O Diretor da Diretoria Colegiada da Agência Nacional de
Vigilância Sanitária, no uso das atribuições
que lhe confere a Portaria nº 42, de 24 de janeiro de 2006;
considerando o estabelecido
no artigo 10 da Resolução da Diretoria Colegiada
- RDC n? 156, de 11 de agosto de 2006, que dispõe sobre
o registro, rotulagem e reprocessamento de produtos médicos
e dá outras providências e na Resolução
– RE n? 2.605, de 11 de agosto de 2006, que estabelece a
lista de produtos médicos enquadrados como de uso único
proibidos de ser reprocessados;
considerando a necessidade
de estabelecer parâmetros que orientem a elaboração,
validação e implantação de protocolos
de reprocessamento de produtos médicos por serviços
de saúde e empresas reprocessadoras com objetivo de garantir
a segurança e eficácia dos produtos,
considerando que a
matéria foi submetida à apreciação
da Diretoria Colegiada que a aprovou em reunião realizada
em 7 de agosto de 2006, resolve:
Art.1º Para efeitos
desta Resolução são adotadas as seguintes
definições:
I - Artigos Críticos:
São artigos ou produtos utilizados em procedimentos invasivos
com penetração de pele e mucosas adjacentes, tecidos
subepteliais, e sistema vascular, incluindo também todos
os artigos que estejam diretamente conectados com esses sistemas.

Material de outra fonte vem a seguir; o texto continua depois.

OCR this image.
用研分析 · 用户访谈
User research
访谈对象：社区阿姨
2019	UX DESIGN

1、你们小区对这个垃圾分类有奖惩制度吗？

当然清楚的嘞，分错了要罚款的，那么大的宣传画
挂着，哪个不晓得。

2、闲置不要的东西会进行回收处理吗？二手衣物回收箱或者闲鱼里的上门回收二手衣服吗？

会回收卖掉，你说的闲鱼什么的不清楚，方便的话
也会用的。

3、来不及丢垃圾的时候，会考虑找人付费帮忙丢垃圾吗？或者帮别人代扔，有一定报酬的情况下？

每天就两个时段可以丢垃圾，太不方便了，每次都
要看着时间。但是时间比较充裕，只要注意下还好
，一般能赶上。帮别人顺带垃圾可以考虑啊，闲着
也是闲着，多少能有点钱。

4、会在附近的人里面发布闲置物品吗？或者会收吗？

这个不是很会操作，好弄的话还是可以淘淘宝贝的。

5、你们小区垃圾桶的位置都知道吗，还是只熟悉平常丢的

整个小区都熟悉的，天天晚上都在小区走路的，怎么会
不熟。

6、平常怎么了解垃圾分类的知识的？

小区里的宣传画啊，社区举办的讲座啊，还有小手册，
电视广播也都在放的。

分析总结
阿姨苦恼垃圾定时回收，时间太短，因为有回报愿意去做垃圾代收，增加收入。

Pelo grande risco de transmissão, devem ser esterilizados.
II - Artigos Semi-Críticos:
São artigos ou produtos que entram em contato com a pele
não íntegra ou com mucosas íntegras. Requerem
desinfecção de alto nível ou esterilização
para ter garantida a qualidade do seu múltiplo uso.
III - Desinfecção:
Processo físico ou químico que elimina a maioria
dos microrganismos patogênicos de objetos inanimados e superfícies.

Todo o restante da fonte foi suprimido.